Note that the service in its current form requires kubectl proxy running, which we can achieve by adding another container to the pod with our webhook deployer:
ContainerArgs(
name = "kubectl-proxy",
image = "bitnami/kubectl:latest",
command =
List("kubectl", "proxy", "--address=0.0.0.0", "--accept-hosts=^.*$")
)All that is left is to make sure that our service is correctly configured with regards to the address of the kubectl proxy and the webhook secret.

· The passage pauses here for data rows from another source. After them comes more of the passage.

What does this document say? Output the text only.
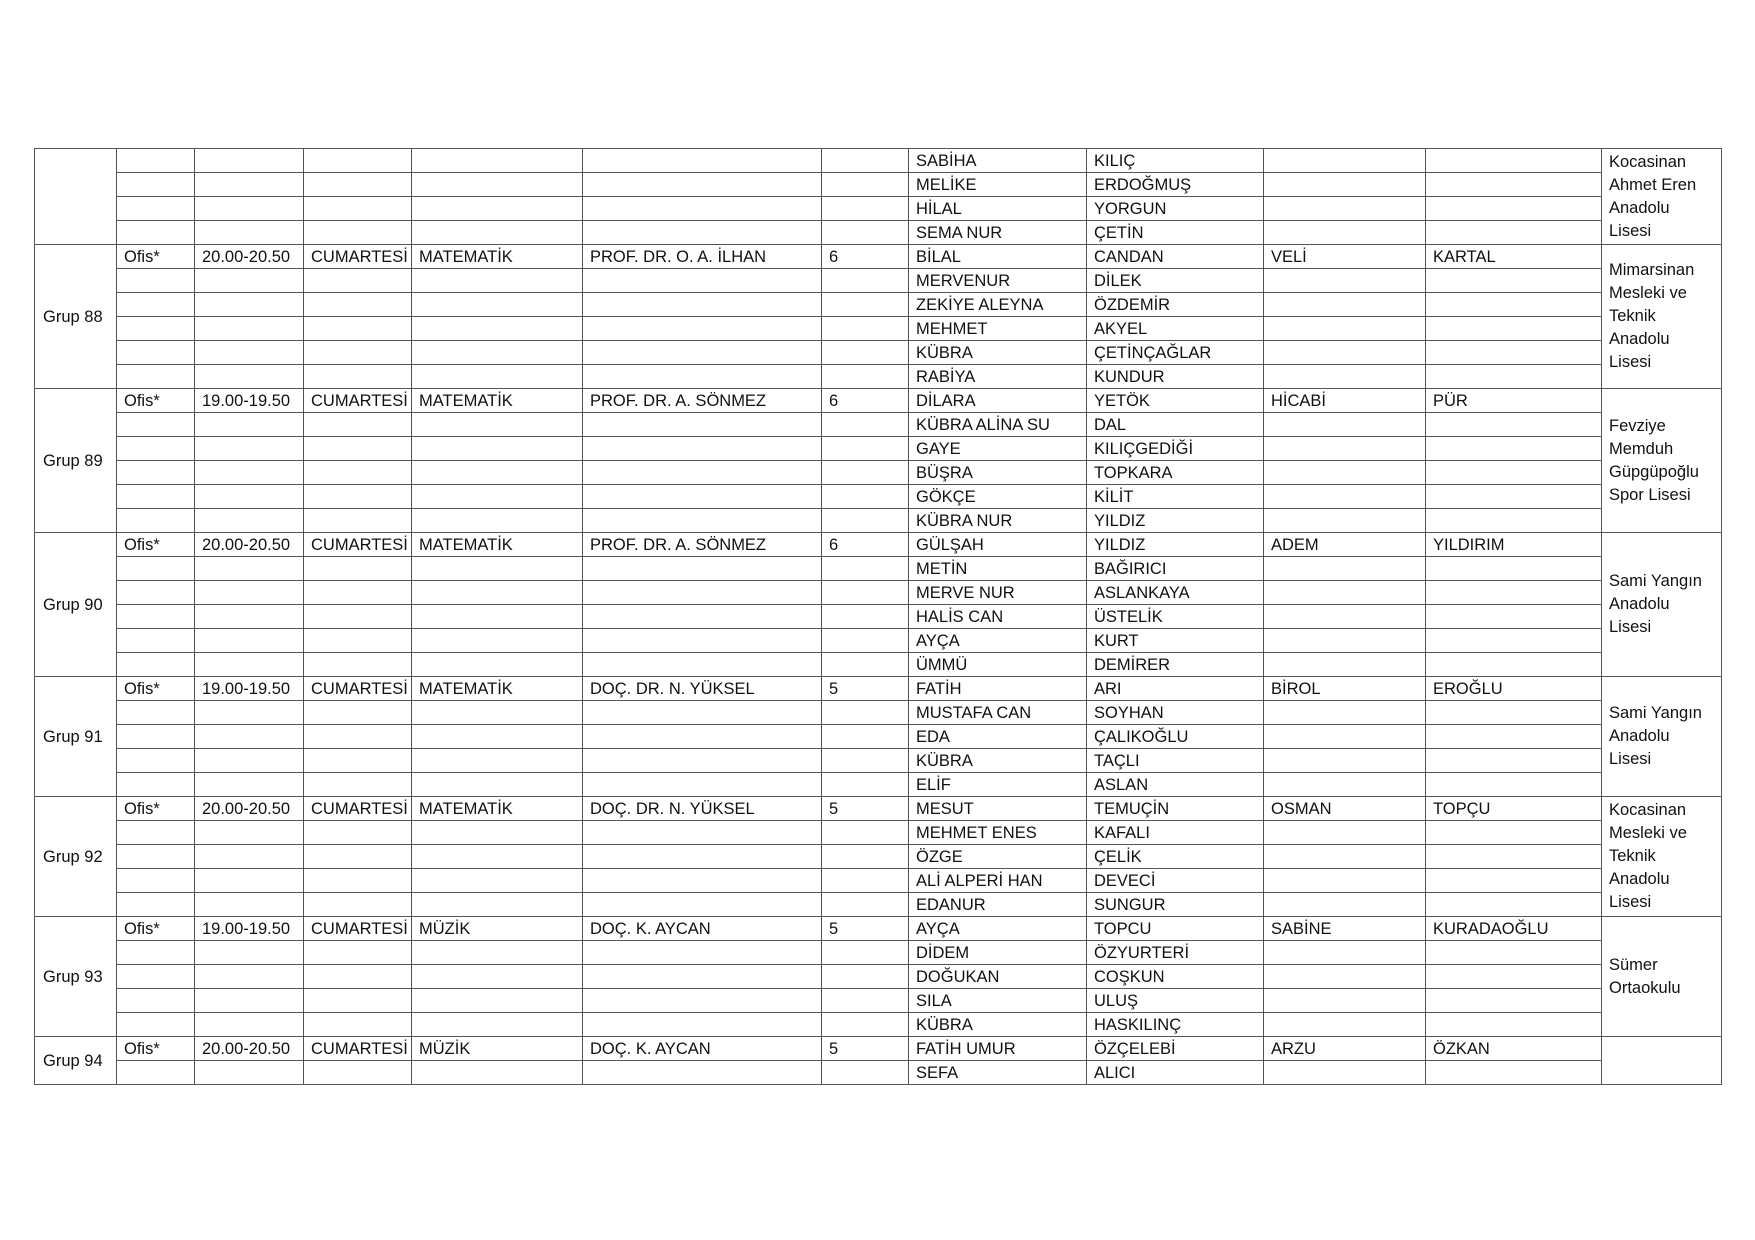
							SABİHA	KILIÇ			Kocasinan Ahmet Eren Anadolu Lisesi
							MELİKE	ERDOĞMUŞ			
							HİLAL	YORGUN			
							SEMA NUR	ÇETİN			
Grup 88	Ofis*	20.00-20.50	CUMARTESİ	MATEMATİK	PROF. DR. O. A. İLHAN	6	BİLAL	CANDAN	VELİ	KARTAL	Mimarsinan Mesleki ve Teknik Anadolu Lisesi
							MERVENUR	DİLEK			
							ZEKİYE ALEYNA	ÖZDEMİR			
							MEHMET	AKYEL			
							KÜBRA	ÇETİNÇAĞLAR			
							RABİYA	KUNDUR			
Grup 89	Ofis*	19.00-19.50	CUMARTESİ	MATEMATİK	PROF. DR. A. SÖNMEZ	6	DİLARA	YETÖK	HİCABİ	PÜR	Fevziye Memduh Güpgüpoğlu Spor Lisesi
							KÜBRA ALİNA SU	DAL			
							GAYE	KILIÇGEDİĞİ			
							BÜŞRA	TOPKARA			
							GÖKÇE	KİLİT			
							KÜBRA NUR	YILDIZ			
Grup 90	Ofis*	20.00-20.50	CUMARTESİ	MATEMATİK	PROF. DR. A. SÖNMEZ	6	GÜLŞAH	YILDIZ	ADEM	YILDIRIM	Sami Yangın Anadolu Lisesi
							METİN	BAĞIRICI			
							MERVE NUR	ASLANKAYA			
							HALİS CAN	ÜSTELİK			
							AYÇA	KURT			
							ÜMMÜ	DEMİRER			
Grup 91	Ofis*	19.00-19.50	CUMARTESİ	MATEMATİK	DOÇ. DR. N. YÜKSEL	5	FATİH	ARI	BİROL	EROĞLU	Sami Yangın Anadolu Lisesi
							MUSTAFA CAN	SOYHAN			
							EDA	ÇALIKOĞLU			
							KÜBRA	TAÇLI			
							ELİF	ASLAN			
Grup 92	Ofis*	20.00-20.50	CUMARTESİ	MATEMATİK	DOÇ. DR. N. YÜKSEL	5	MESUT	TEMUÇİN	OSMAN	TOPÇU	Kocasinan Mesleki ve Teknik Anadolu Lisesi
							MEHMET ENES	KAFALI			
							ÖZGE	ÇELİK			
							ALİ ALPERİ HAN	DEVECİ			
							EDANUR	SUNGUR			
Grup 93	Ofis*	19.00-19.50	CUMARTESİ	MÜZİK	DOÇ. K. AYCAN	5	AYÇA	TOPCU	SABİNE	KURADAOĞLU	Sümer Ortaokulu
							DİDEM	ÖZYURTERİ			
							DOĞUKAN	COŞKUN			
							SILA	ULUŞ			
							KÜBRA	HASKILINÇ			
Grup 94	Ofis*	20.00-20.50	CUMARTESİ	MÜZİK	DOÇ. K. AYCAN	5	FATİH UMUR	ÖZÇELEBİ	ARZU	ÖZKAN	
							SEFA	ALICI			
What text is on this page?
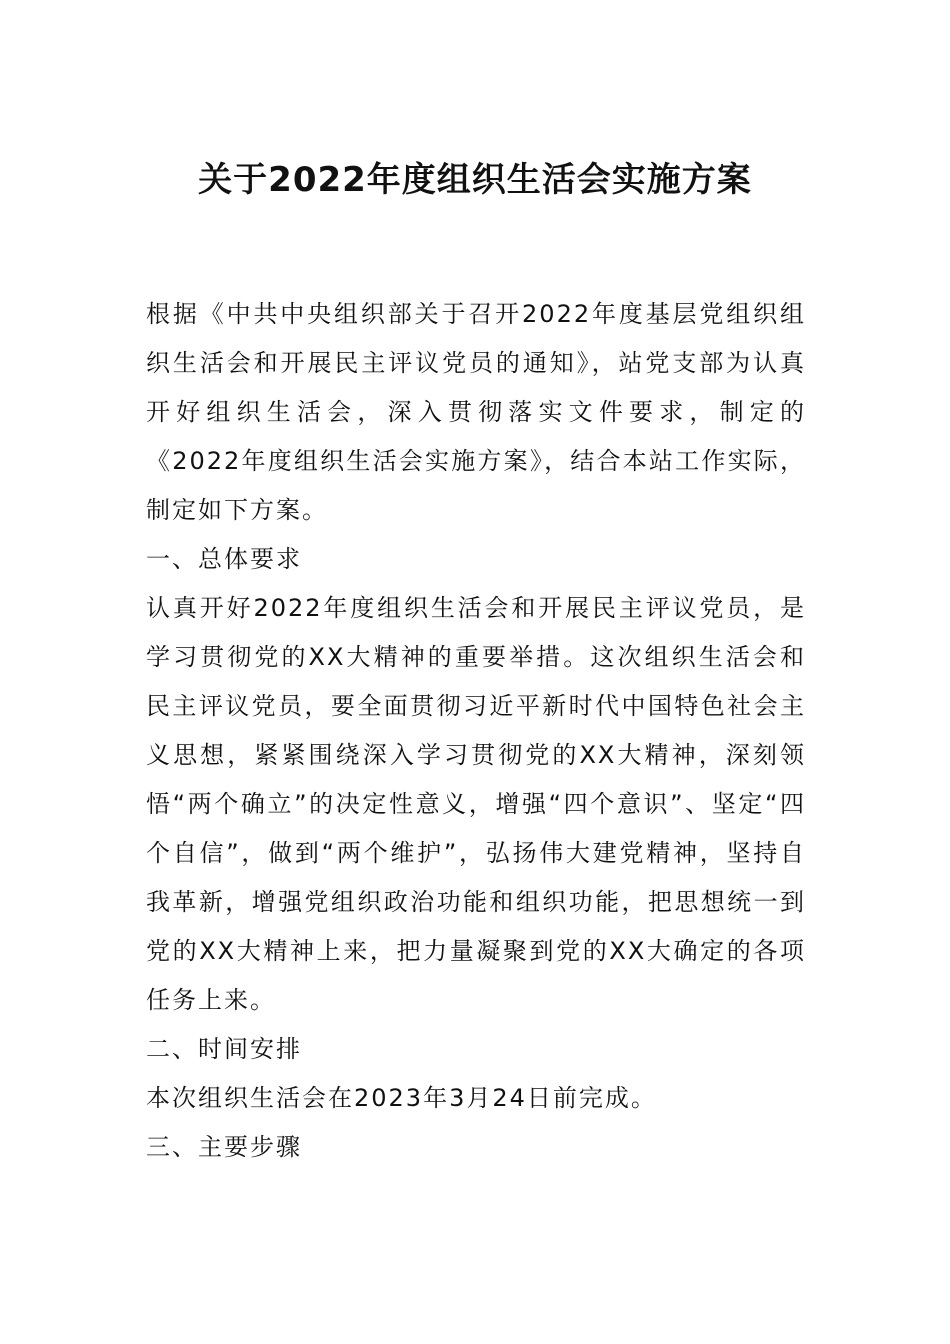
关于2022年度组织生活会实施方案

根据《中共中央组织部关于召开2022年度基层党组织组织生活会和开展民主评议党员的通知》，站党支部为认真开好组织生活会，深入贯彻落实文件要求，制定的《2022年度组织生活会实施方案》，结合本站工作实际，制定如下方案。

一、总体要求

认真开好2022年度组织生活会和开展民主评议党员，是学习贯彻党的XX大精神的重要举措。这次组织生活会和民主评议党员，要全面贯彻习近平新时代中国特色社会主义思想，紧紧围绕深入学习贯彻党的XX大精神，深刻领悟“两个确立”的决定性意义，增强“四个意识”、坚定“四个自信”，做到“两个维护”，弘扬伟大建党精神，坚持自我革新，增强党组织政治功能和组织功能，把思想统一到党的XX大精神上来，把力量凝聚到党的XX大确定的各项任务上来。

二、时间安排

本次组织生活会在2023年3月24日前完成。

三、主要步骤
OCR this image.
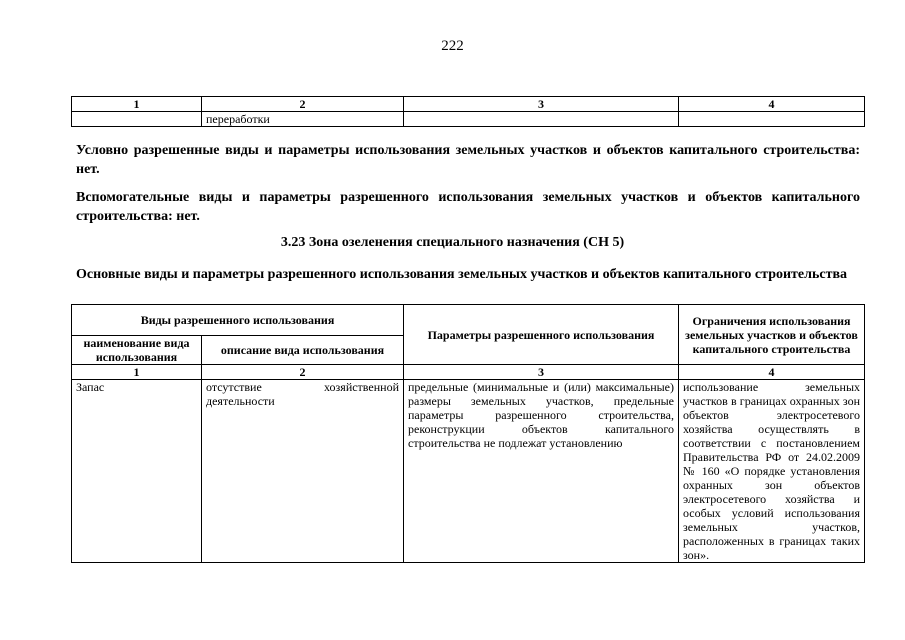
222
1	2	3	4
	переработки		
Условно разрешенные виды и параметры использования земельных участков и объектов капитального строительства: нет.
Вспомогательные виды и параметры разрешенного использования земельных участков и объектов капитального строительства: нет.
3.23 Зона озеленения специального назначения (СН 5)
Основные виды и параметры разрешенного использования земельных участков и объектов капитального строительства
Виды разрешенного использования		Параметры разрешенного использования	Ограничения использования земельных участков и объектов капитального строительства
наименование вида использования	описание вида использования		
1	2	3	4
Запас	отсутствие хозяйственной деятельности	предельные (минимальные и (или) максимальные) размеры земельных участков, предельные параметры разрешенного строительства, реконструкции объектов капитального строительства не подлежат установлению	использование земельных участков в границах охранных зон объектов электросетевого хозяйства осуществлять в соответствии с постановлением Правительства РФ от 24.02.2009 № 160 «О порядке установления охранных зон объектов электросетевого хозяйства и особых условий использования земельных участков, расположенных в границах таких зон».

We'll add the secret to Pulumi config and create a ConfigMap containing the environment variables:
val webhookSecret = config.requireString("webhook_secret").asSecret
val webhookDeployerConfig = ConfigMap(
"webhook-deployer-env",
args = ConfigMapArgs(
metadata = ObjectMetaArgs(
labels = Map("app" -> "webhook-deployer")
),
data = Map(
"WEBHOOK_SECRET" -> webhookSecret,
"KUBE_API" -> "http://localhost:8001"
)
)
)For configuring my services using CLI parameters and/or environment variables, I usually use my decline-derive microlibrary:
import com.monovore.decline.Argument
import decline_derive.{CommandApplication, *}
import concurrent.duration.*
case class CLI(
port: Port = port"8080",
host: Host = host"localhost",
@Env("WEBHOOK_SECRET", "")
secret: String,
@Env("KUBE_API", "")
@Name("kube-api")
kubeAPI: String = "http://localhost:8001",
@Name("delay")
delay: FiniteDuration = 10.seconds
) derives CommandApplicationAnd that's it! Once the webhook endpoint is added to my NGINX ingress configuration, I changed the URL from ngrok's one to my own, and started receiving events from all my repositories, with deployments restarted when necessary.
Conclusion
This was a great opportunity to learn a bit more about Kubernetes and Github webhooks – in the end the process was smoother than I expected, with Kubernetes permission being the only real thing I didn't anticipate, and had to spend a bunch of time learning about.
In the future I will tweak the logic some more, to avoid keeping a hardcoded mapping between packages and deployments.
I also need to introduce some back pressure into the system, as often there are multiple published packages in quick succession, and there's no point in restart deployments 5 times in 1 minute.